Paris le 16 août 1790

"L'affaire de Nancy" n'a déjà que trop duré. Le grand général, le héros des deux mondes. La Fayette, est bien décidé à rétablir l'ordre. La garnison de Nancy se soumettra et paiera pour sa révolte. Il en va de l'existence même de l'armée, tant il est vrai que les derniers événements ne laissent pas d'être particulièrement inquiétants. Depuis le mois de mai, la majorité des soldats en garnison à Nancy, entrainés par la garde nationale et les Jacobins, réclamaient à leur supérieurs d'être mieux traités et payés plus régulièrement. En vain. Le fossé se creusait chaque jour davantage avec des officiers arrogants et hostiles à la Révolution. Une simple punition infligée à un soldat du régiment de Châteauvieux, banale en d'autres circonstances, allait mettre le feu aux poudres. Prenant fait et cause pour leur camarade, l'ensemble des soldats confisquait alors les caisses des régiments. cette appropriation de la solde a provoqué l"moi de l'Assemblée. Après de longues discussion, chacun s'est rangé à l'avis de La Fayette.
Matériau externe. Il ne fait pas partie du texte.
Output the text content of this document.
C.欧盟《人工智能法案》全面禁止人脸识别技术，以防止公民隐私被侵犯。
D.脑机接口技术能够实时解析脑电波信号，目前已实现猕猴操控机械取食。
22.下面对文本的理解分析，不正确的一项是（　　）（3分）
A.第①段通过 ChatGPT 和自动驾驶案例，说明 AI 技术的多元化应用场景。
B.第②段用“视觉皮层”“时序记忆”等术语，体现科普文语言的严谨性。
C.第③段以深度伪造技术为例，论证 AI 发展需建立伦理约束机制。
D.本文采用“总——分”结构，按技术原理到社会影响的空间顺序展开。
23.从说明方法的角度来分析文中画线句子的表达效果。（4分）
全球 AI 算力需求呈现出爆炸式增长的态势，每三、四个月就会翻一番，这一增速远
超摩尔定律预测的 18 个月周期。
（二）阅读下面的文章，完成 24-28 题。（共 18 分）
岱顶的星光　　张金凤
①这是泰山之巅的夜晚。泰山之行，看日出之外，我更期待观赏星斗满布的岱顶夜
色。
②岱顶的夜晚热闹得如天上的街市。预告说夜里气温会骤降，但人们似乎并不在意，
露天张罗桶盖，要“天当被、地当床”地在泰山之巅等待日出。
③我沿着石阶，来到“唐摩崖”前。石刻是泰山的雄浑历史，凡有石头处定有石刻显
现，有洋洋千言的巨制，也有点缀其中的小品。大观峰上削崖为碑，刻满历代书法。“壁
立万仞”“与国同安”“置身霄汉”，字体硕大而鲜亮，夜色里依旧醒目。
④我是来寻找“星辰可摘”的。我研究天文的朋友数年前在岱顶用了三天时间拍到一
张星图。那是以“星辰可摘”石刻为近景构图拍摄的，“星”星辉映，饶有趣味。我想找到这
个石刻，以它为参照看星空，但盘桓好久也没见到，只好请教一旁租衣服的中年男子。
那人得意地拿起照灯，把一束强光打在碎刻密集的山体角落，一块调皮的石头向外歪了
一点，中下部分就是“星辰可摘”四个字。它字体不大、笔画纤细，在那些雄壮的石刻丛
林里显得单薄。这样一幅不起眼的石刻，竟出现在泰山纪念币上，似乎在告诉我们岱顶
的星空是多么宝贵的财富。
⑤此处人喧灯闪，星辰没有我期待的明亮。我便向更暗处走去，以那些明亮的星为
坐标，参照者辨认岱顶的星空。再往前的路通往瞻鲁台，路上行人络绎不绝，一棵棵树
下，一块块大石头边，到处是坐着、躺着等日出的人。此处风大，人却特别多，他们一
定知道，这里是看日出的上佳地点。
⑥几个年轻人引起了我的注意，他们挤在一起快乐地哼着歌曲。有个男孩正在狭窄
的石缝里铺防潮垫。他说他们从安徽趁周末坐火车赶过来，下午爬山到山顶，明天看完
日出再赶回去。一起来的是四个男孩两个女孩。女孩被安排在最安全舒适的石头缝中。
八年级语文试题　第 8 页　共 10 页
Le retour de la discipline passera par "une terreur salutaire", comme en témoigne le décret pris ce jour : aisi seront déclarés coupables de crimes de lèse-nation et punis de mort ceux qui auront excité la révolte. Le Comité militaire a chargé le marquis de Malseigne, maréchal de camp et gouverneur de la province d'aller, sous convert de la médiation rétablir l'ordre.